Of the increase of His government and peace there will be no end,
Upon the throne of David and over His kingdom, to order it and establish it with judgment and justice
From that time forward, even forever. The zeal of the Lord of hosts will perform this.
Isaiah 9:6-7

It continues with the writing of I Heard The Bells On Christmas Day,  an offering by American poet Henry Wadsworth Longfellow originally titled Christmas Bells. It was written on Christmas Day in 1864. America was in the throes of the Civil War and was still four months away from Lee’s surrender to Grant (April 9, 1865). Longfellow’s wife had been killed in a tragic accident in 1861, and his son seriously wounded in battle in 1863.

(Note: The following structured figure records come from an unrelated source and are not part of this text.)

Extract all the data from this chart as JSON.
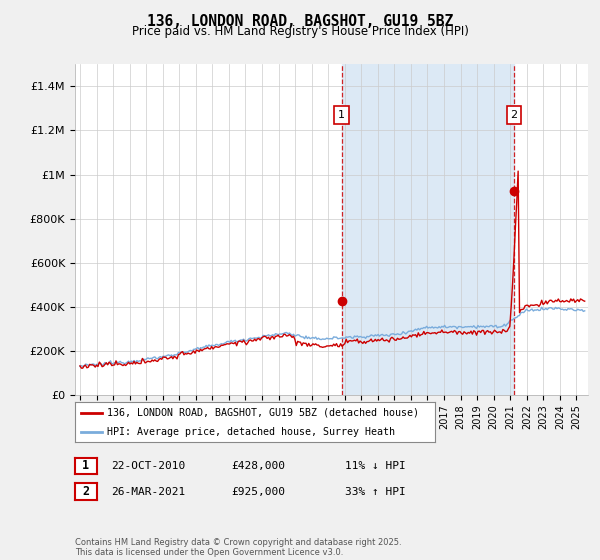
{
  "title": "136, LONDON ROAD, BAGSHOT, GU19 5BZ",
  "subtitle": "Price paid vs. HM Land Registry's House Price Index (HPI)",
  "legend_line1": "136, LONDON ROAD, BAGSHOT, GU19 5BZ (detached house)",
  "legend_line2": "HPI: Average price, detached house, Surrey Heath",
  "annotation1_date": "22-OCT-2010",
  "annotation1_price": "£428,000",
  "annotation1_hpi": "11% ↓ HPI",
  "annotation2_date": "26-MAR-2021",
  "annotation2_price": "£925,000",
  "annotation2_hpi": "33% ↑ HPI",
  "footer": "Contains HM Land Registry data © Crown copyright and database right 2025.\nThis data is licensed under the Open Government Licence v3.0.",
  "red_color": "#cc0000",
  "blue_color": "#7aacdc",
  "shade_color": "#dce9f5",
  "background_color": "#f0f0f0",
  "plot_bg": "#ffffff",
  "ylim": [
    0,
    1500000
  ],
  "yticks": [
    0,
    200000,
    400000,
    600000,
    800000,
    1000000,
    1200000,
    1400000
  ],
  "ytick_labels": [
    "£0",
    "£200K",
    "£400K",
    "£600K",
    "£800K",
    "£1M",
    "£1.2M",
    "£1.4M"
  ],
  "sale1_x": 2010.81,
  "sale1_y": 428000,
  "sale2_x": 2021.23,
  "sale2_y": 925000,
  "xmin": 1995,
  "xmax": 2025.5
}
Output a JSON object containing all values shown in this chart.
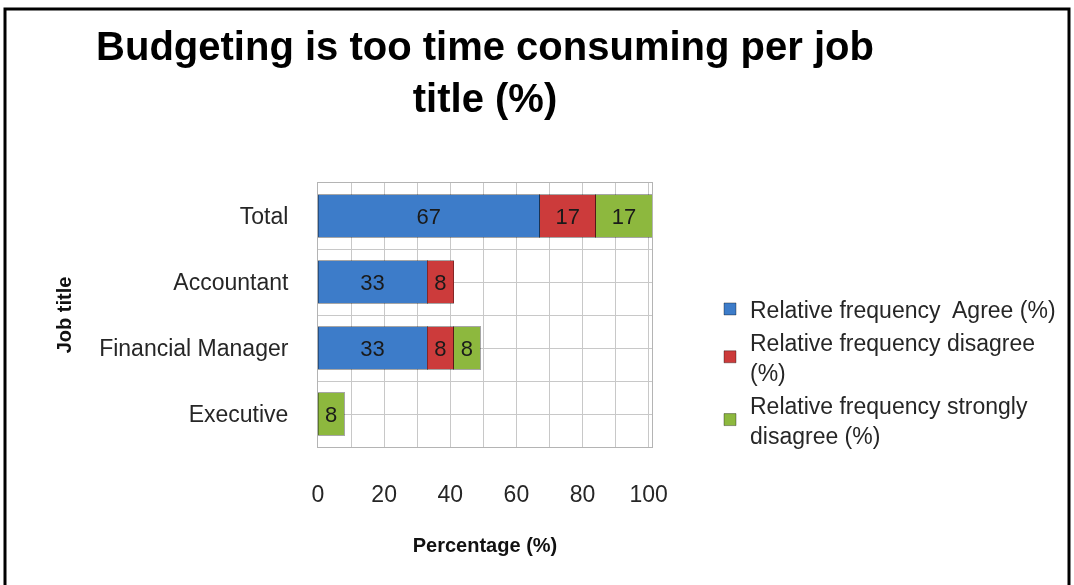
{
  "chart_data": {
    "type": "bar",
    "orientation": "horizontal",
    "stacked": true,
    "title": "Budgeting is too time consuming per job title (%)",
    "xlabel": "Percentage (%)",
    "ylabel": "Job title",
    "categories": [
      "Total",
      "Accountant",
      "Financial Manager",
      "Executive"
    ],
    "series": [
      {
        "name": "Relative frequency  Agree (%)",
        "color": "#3d7cc9",
        "values": [
          67,
          33,
          33,
          null
        ]
      },
      {
        "name": "Relative frequency disagree (%)",
        "color": "#cc3b3b",
        "values": [
          17,
          8,
          8,
          null
        ]
      },
      {
        "name": "Relative frequency strongly disagree (%)",
        "color": "#8db83e",
        "values": [
          17,
          null,
          8,
          8
        ]
      }
    ],
    "xlim": [
      0,
      101
    ],
    "xticks": [
      0,
      {
        "value": 10,
        "label": null
      },
      20,
      {
        "value": 30,
        "label": null
      },
      40,
      {
        "value": 50,
        "label": null
      },
      60,
      {
        "value": 70,
        "label": null
      },
      80,
      {
        "value": 90,
        "label": null
      },
      100
    ],
    "grid": true,
    "legend": "right",
    "data_labels": true
  }
}
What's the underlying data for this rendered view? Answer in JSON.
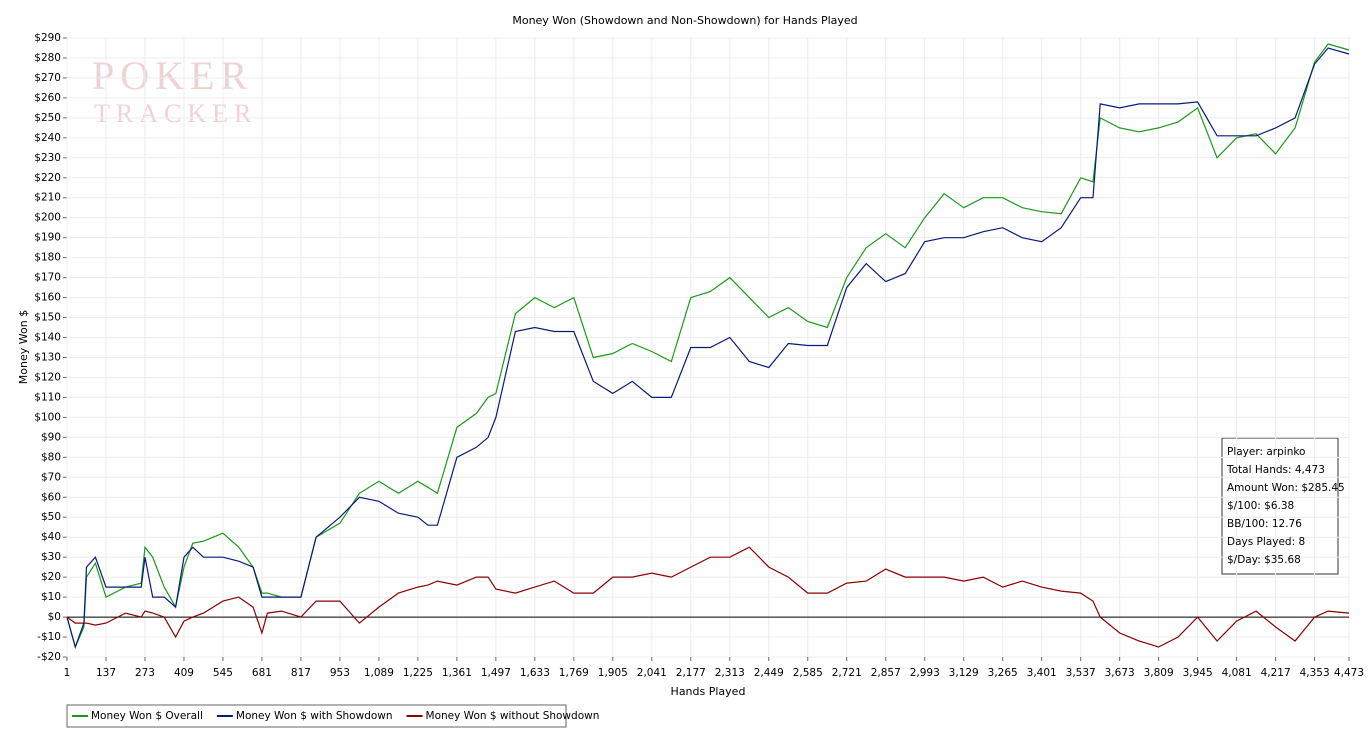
{
  "chart_data": {
    "type": "line",
    "title": "Money Won (Showdown and Non-Showdown) for Hands Played",
    "xlabel": "Hands Played",
    "ylabel": "Money Won $",
    "watermark": [
      "POKER",
      "TRACKER"
    ],
    "stats": [
      "Player: arpinko",
      "Total Hands: 4,473",
      "Amount Won: $285.45",
      "$/100: $6.38",
      "BB/100: 12.76",
      "Days Played: 8",
      "$/Day: $35.68"
    ],
    "grid": true,
    "zero_line": true,
    "legend": "bottom-left",
    "xlim": [
      1,
      4473
    ],
    "ylim": [
      -20,
      290
    ],
    "xticks": [
      1,
      137,
      273,
      409,
      545,
      681,
      817,
      953,
      {
        "value": 1089,
        "label": "1,089"
      },
      {
        "value": 1225,
        "label": "1,225"
      },
      {
        "value": 1361,
        "label": "1,361"
      },
      {
        "value": 1497,
        "label": "1,497"
      },
      {
        "value": 1633,
        "label": "1,633"
      },
      {
        "value": 1769,
        "label": "1,769"
      },
      {
        "value": 1905,
        "label": "1,905"
      },
      {
        "value": 2041,
        "label": "2,041"
      },
      {
        "value": 2177,
        "label": "2,177"
      },
      {
        "value": 2313,
        "label": "2,313"
      },
      {
        "value": 2449,
        "label": "2,449"
      },
      {
        "value": 2585,
        "label": "2,585"
      },
      {
        "value": 2721,
        "label": "2,721"
      },
      {
        "value": 2857,
        "label": "2,857"
      },
      {
        "value": 2993,
        "label": "2,993"
      },
      {
        "value": 3129,
        "label": "3,129"
      },
      {
        "value": 3265,
        "label": "3,265"
      },
      {
        "value": 3401,
        "label": "3,401"
      },
      {
        "value": 3537,
        "label": "3,537"
      },
      {
        "value": 3673,
        "label": "3,673"
      },
      {
        "value": 3809,
        "label": "3,809"
      },
      {
        "value": 3945,
        "label": "3,945"
      },
      {
        "value": 4081,
        "label": "4,081"
      },
      {
        "value": 4217,
        "label": "4,217"
      },
      {
        "value": 4353,
        "label": "4,353"
      },
      {
        "value": 4473,
        "label": "4,473"
      }
    ],
    "yticks": [
      {
        "value": -20,
        "label": "-$20"
      },
      {
        "value": -10,
        "label": "-$10"
      },
      {
        "value": 0,
        "label": "$0"
      },
      {
        "value": 10,
        "label": "$10"
      },
      {
        "value": 20,
        "label": "$20"
      },
      {
        "value": 30,
        "label": "$30"
      },
      {
        "value": 40,
        "label": "$40"
      },
      {
        "value": 50,
        "label": "$50"
      },
      {
        "value": 60,
        "label": "$60"
      },
      {
        "value": 70,
        "label": "$70"
      },
      {
        "value": 80,
        "label": "$80"
      },
      {
        "value": 90,
        "label": "$90"
      },
      {
        "value": 100,
        "label": "$100"
      },
      {
        "value": 110,
        "label": "$110"
      },
      {
        "value": 120,
        "label": "$120"
      },
      {
        "value": 130,
        "label": "$130"
      },
      {
        "value": 140,
        "label": "$140"
      },
      {
        "value": 150,
        "label": "$150"
      },
      {
        "value": 160,
        "label": "$160"
      },
      {
        "value": 170,
        "label": "$170"
      },
      {
        "value": 180,
        "label": "$180"
      },
      {
        "value": 190,
        "label": "$190"
      },
      {
        "value": 200,
        "label": "$200"
      },
      {
        "value": 210,
        "label": "$210"
      },
      {
        "value": 220,
        "label": "$220"
      },
      {
        "value": 230,
        "label": "$230"
      },
      {
        "value": 240,
        "label": "$240"
      },
      {
        "value": 250,
        "label": "$250"
      },
      {
        "value": 260,
        "label": "$260"
      },
      {
        "value": 270,
        "label": "$270"
      },
      {
        "value": 280,
        "label": "$280"
      },
      {
        "value": 290,
        "label": "$290"
      }
    ],
    "x": [
      1,
      30,
      60,
      69,
      100,
      137,
      205,
      260,
      273,
      300,
      340,
      380,
      409,
      440,
      477,
      545,
      600,
      650,
      681,
      700,
      749,
      817,
      870,
      953,
      1021,
      1089,
      1157,
      1225,
      1260,
      1293,
      1361,
      1429,
      1470,
      1497,
      1565,
      1633,
      1701,
      1769,
      1837,
      1905,
      1973,
      2041,
      2109,
      2177,
      2245,
      2313,
      2381,
      2449,
      2517,
      2585,
      2653,
      2721,
      2789,
      2857,
      2925,
      2993,
      3061,
      3129,
      3197,
      3265,
      3333,
      3401,
      3469,
      3537,
      3580,
      3605,
      3673,
      3741,
      3809,
      3877,
      3945,
      4013,
      4081,
      4149,
      4217,
      4285,
      4353,
      4400,
      4473
    ],
    "series": [
      {
        "name": "Money Won $ Overall",
        "color": "#1a9a1a",
        "values": [
          0,
          -15,
          -5,
          20,
          27,
          10,
          15,
          17,
          35,
          30,
          15,
          5,
          25,
          37,
          38,
          42,
          35,
          25,
          12,
          12,
          10,
          10,
          40,
          47,
          62,
          68,
          62,
          68,
          65,
          62,
          95,
          102,
          110,
          112,
          152,
          160,
          155,
          160,
          130,
          132,
          137,
          133,
          128,
          160,
          163,
          170,
          160,
          150,
          155,
          148,
          145,
          170,
          185,
          192,
          185,
          200,
          212,
          205,
          210,
          210,
          205,
          203,
          202,
          220,
          218,
          250,
          245,
          243,
          245,
          248,
          255,
          230,
          240,
          242,
          232,
          245,
          278,
          287,
          284
        ]
      },
      {
        "name": "Money Won $ with Showdown",
        "color": "#0a1a7a",
        "values": [
          0,
          -15,
          -3,
          25,
          30,
          15,
          15,
          15,
          30,
          10,
          10,
          5,
          30,
          35,
          30,
          30,
          28,
          25,
          10,
          10,
          10,
          10,
          40,
          50,
          60,
          58,
          52,
          50,
          46,
          46,
          80,
          85,
          90,
          100,
          143,
          145,
          143,
          143,
          118,
          112,
          118,
          110,
          110,
          135,
          135,
          140,
          128,
          125,
          137,
          136,
          136,
          165,
          177,
          168,
          172,
          188,
          190,
          190,
          193,
          195,
          190,
          188,
          195,
          210,
          210,
          257,
          255,
          257,
          257,
          257,
          258,
          241,
          241,
          241,
          245,
          250,
          277,
          285,
          282
        ]
      },
      {
        "name": "Money Won $ without Showdown",
        "color": "#8b0000",
        "values": [
          0,
          -3,
          -3,
          -3,
          -4,
          -3,
          2,
          0,
          3,
          2,
          0,
          -10,
          -2,
          0,
          2,
          8,
          10,
          5,
          -8,
          2,
          3,
          0,
          8,
          8,
          -3,
          5,
          12,
          15,
          16,
          18,
          16,
          20,
          20,
          14,
          12,
          15,
          18,
          12,
          12,
          20,
          20,
          22,
          20,
          25,
          30,
          30,
          35,
          25,
          20,
          12,
          12,
          17,
          18,
          24,
          20,
          20,
          20,
          18,
          20,
          15,
          18,
          15,
          13,
          12,
          8,
          0,
          -8,
          -12,
          -15,
          -10,
          0,
          -12,
          -2,
          3,
          -5,
          -12,
          0,
          3,
          2
        ]
      }
    ]
  }
}
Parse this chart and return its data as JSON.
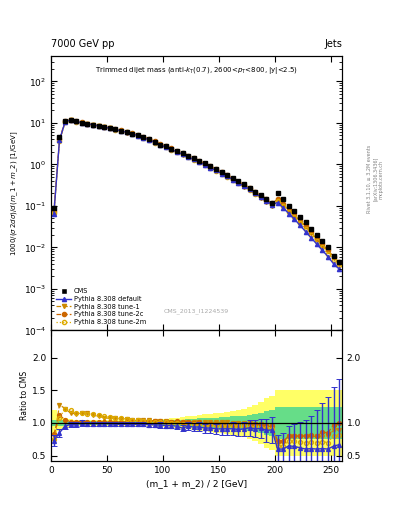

And in despair, I bowed my head: “There is no peace on earth,” I said,
“For hate is strong and mocks the song of peace on earth, good will to men.”

As I hear these words rumbling around in me as I come awake, my heart is quickened. I cannot help but hear them in the context of the division and unrest in our nation and around the world today. Not wanting to linger here, I quickly move on to the next verse. Somehow, in the midst of gripping personal loss and a war-weary nation, Longfellow found comfort in the pealing of bells on Christmas day, likely from a nearby church – bells that wordlessly proclaimed a message of hope and restoration that we desperately need to hear even now:

Then pealed the bells more loud and deep: “God is not dead, nor doth he sleep;
The wrong shall fail, the right prevail, with peace on earth, good will to men.”

It is very easy to get discouraged and even feel hopeless when we take in all the lawlessness that is rampant in our nation and the world. Every day seems to bring with it a deeper level of insanity in a world that appears to have gone mad. But regardless of what we see and hear all around us, our God is still the same God of whom we can say, ‘The Lord lives,’ in truth, in judgment, and in righteousness; the nations shall bless themselves in Him, and in Him they shall glory.” (Jeremiah 4:2) Our hope, individually and as a nation, rests securely in the fulfilled promise and person of Jesus Christ. And peace is promised.

Peace on earth is not just a sweet ideal, something we mindlessly sing about in a Christmas carol. It is the mission of the Prince of Peace, the message of Heaven itself to a humanity that even now is writhing in the pain and agony that comes from our having sought our own misguided way in our own faulty wisdom. It is the anthem of hope that rings through the night now just as it did so long ago on a hillside on the other side of the world when a band of shepherds were entrusted with the most glorious news ever proclaimed. They ran to see for themselves that what they had been told was true. And having had their own face-to-face encounter with Jesus, they told everyone what they had seen and been told. May we do the same.

And suddenly there was with the angel a multitude of the heavenly host praising God and saying:
“Glory to God in the highest,
and on earth peace, goodwill toward men!”
Luke 2:13-14


Footnote: The poem “Christmas Bells” originally had seven stanzas, two of which contained references to the American Civil War and were eventually removed. The remaining five stanzas were slightly rearranged and set to music by John Baptiste Calkin in 1872.